At the beginning of the 20th century, there was a Jewish school and a library in the city, and the Zionist movement developed. By the 1920s, Jews constituted up to 80% of the population in Staryi Sambir. Several wealthy and influential Jewish families lived in the town. Thus, the Lam family built a private synagogue located in their own house. Yosef Lam, one of the family members, was a member of the first Knesset in Israel.

Before the transfer of Staryi Sambir to Poland, the mayor of the city was the Jew Aaron Avertdam.

At the beginning of the twentieth century, several fires occurred in the city. In 1925, before Yom Kippur, two synagogues were destroyed by fire in Staryi Sambor. The Jewish community of Sambor helped to restore them.

The Jews of Staryi Sambir suffered from requisitions during the Russian occupation of the city in 1918. After the Soviet occupation in 1939, part of the Jewish population became victims of repression and was exiled to Siberia, and some were deprived of their property.
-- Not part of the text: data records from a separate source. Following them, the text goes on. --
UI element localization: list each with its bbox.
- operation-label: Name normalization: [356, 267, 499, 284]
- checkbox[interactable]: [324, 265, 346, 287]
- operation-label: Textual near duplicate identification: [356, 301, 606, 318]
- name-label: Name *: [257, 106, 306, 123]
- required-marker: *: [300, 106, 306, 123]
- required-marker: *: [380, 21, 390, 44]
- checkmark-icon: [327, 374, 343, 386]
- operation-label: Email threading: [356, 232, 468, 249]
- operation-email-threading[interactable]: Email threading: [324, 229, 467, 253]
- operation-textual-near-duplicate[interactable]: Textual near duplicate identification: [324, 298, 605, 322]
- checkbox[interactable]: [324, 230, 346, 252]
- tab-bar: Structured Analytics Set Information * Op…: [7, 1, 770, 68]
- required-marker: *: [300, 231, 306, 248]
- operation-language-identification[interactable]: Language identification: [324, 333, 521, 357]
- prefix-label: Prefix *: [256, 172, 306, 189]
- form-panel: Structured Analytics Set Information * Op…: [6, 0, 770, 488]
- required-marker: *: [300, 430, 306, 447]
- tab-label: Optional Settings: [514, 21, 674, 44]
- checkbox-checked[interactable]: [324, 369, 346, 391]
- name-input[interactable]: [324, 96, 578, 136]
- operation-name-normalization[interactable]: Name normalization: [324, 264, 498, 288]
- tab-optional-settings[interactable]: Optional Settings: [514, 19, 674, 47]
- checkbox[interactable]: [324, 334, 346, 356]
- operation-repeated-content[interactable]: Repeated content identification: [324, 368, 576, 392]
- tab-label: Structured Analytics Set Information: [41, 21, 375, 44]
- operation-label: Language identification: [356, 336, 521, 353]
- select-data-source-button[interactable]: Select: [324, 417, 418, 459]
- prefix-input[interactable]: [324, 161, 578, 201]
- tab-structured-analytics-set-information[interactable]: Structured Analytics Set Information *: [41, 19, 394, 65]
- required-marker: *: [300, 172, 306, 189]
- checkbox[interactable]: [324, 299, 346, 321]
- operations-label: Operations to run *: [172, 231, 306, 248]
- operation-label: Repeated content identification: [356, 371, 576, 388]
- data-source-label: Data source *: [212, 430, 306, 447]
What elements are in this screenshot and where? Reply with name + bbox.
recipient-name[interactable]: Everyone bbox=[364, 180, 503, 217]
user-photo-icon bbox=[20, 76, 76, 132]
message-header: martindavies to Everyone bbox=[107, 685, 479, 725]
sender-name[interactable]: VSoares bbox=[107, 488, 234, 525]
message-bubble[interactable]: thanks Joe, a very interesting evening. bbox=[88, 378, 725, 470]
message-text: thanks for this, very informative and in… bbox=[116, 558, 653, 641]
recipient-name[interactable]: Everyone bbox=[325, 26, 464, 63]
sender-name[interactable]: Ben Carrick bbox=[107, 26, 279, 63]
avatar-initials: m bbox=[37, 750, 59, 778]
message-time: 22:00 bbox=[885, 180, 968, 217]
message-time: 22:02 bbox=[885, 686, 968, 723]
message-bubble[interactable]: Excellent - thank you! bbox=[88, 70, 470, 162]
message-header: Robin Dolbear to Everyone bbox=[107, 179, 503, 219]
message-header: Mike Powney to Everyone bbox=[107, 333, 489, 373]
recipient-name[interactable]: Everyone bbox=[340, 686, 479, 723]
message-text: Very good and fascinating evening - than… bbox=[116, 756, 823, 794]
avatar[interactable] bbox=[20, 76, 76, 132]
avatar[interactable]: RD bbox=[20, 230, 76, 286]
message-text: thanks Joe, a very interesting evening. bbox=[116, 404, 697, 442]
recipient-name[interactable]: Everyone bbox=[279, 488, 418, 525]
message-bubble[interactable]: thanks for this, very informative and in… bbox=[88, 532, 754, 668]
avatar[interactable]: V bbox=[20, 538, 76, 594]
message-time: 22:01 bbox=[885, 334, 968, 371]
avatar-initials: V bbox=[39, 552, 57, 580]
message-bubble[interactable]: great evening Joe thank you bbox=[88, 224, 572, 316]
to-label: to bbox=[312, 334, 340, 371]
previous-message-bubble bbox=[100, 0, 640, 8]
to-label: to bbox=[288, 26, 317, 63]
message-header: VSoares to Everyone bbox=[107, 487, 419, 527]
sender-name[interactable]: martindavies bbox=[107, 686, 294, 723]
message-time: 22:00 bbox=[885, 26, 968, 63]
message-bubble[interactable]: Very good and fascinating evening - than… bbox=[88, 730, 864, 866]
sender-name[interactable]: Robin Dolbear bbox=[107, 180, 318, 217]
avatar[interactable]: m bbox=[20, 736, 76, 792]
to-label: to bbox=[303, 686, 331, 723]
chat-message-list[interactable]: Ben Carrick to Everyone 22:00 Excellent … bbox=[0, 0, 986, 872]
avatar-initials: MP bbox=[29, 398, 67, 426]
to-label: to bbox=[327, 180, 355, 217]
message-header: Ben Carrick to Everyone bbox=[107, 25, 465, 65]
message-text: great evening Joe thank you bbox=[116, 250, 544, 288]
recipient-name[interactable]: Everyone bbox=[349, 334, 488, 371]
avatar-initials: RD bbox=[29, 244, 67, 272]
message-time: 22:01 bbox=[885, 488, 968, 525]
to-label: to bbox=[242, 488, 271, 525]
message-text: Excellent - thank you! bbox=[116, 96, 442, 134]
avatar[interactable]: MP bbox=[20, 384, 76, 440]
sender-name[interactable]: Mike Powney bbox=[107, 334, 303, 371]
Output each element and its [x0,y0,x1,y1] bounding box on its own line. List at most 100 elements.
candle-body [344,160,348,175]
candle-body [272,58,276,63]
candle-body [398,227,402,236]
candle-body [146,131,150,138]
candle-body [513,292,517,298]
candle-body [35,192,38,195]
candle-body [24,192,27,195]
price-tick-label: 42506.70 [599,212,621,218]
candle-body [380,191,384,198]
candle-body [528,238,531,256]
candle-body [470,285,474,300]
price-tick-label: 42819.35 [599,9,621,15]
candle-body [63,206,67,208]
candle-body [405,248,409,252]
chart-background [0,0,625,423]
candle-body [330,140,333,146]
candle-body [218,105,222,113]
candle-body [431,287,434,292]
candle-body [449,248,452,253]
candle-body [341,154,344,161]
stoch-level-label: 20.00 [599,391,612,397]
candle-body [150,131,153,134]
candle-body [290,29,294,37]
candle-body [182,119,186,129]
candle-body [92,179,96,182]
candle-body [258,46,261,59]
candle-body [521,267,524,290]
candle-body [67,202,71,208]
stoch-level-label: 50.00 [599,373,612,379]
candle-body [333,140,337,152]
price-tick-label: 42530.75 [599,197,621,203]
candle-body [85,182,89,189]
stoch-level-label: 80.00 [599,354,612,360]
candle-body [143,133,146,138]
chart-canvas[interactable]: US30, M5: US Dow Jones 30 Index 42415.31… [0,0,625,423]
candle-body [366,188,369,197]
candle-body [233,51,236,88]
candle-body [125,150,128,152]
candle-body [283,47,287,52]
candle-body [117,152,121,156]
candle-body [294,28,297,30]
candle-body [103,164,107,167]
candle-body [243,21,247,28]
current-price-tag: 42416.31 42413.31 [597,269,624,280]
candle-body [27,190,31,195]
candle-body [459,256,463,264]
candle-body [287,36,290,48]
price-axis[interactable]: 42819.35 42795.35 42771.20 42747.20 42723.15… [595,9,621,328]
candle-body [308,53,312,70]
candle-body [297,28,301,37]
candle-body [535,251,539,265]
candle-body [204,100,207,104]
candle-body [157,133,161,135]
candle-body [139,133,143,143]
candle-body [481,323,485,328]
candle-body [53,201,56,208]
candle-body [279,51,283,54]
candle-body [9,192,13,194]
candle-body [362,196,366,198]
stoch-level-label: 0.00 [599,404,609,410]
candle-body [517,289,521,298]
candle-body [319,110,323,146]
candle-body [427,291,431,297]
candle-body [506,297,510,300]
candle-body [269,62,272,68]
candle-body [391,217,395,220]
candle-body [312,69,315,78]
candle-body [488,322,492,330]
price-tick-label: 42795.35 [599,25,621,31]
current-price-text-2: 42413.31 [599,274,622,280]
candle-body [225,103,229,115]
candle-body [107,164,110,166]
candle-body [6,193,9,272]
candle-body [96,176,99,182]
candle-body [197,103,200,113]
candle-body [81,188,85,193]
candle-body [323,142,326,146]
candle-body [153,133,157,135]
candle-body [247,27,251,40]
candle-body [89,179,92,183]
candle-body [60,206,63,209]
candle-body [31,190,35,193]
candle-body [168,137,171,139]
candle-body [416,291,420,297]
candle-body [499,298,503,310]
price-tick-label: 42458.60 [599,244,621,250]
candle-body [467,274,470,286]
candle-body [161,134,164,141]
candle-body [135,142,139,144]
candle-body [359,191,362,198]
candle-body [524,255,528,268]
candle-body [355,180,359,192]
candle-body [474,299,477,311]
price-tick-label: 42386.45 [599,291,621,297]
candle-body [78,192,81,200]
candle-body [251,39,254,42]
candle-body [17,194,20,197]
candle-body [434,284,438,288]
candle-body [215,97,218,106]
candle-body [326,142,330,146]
The Nazis captured the city on June 30, 1941. The Jews were plundered. According to the recollections of eyewitnesses, the invaders took away their gold, furs and valuables, made them wear distinctive signs. The Jews of Staryi Sambir, who remained in the city after the occupation, were sent to the ghetto created by the Nazis in Sambir. Of the 2.3 thousand Jews who were in the occupation, 15 people survived.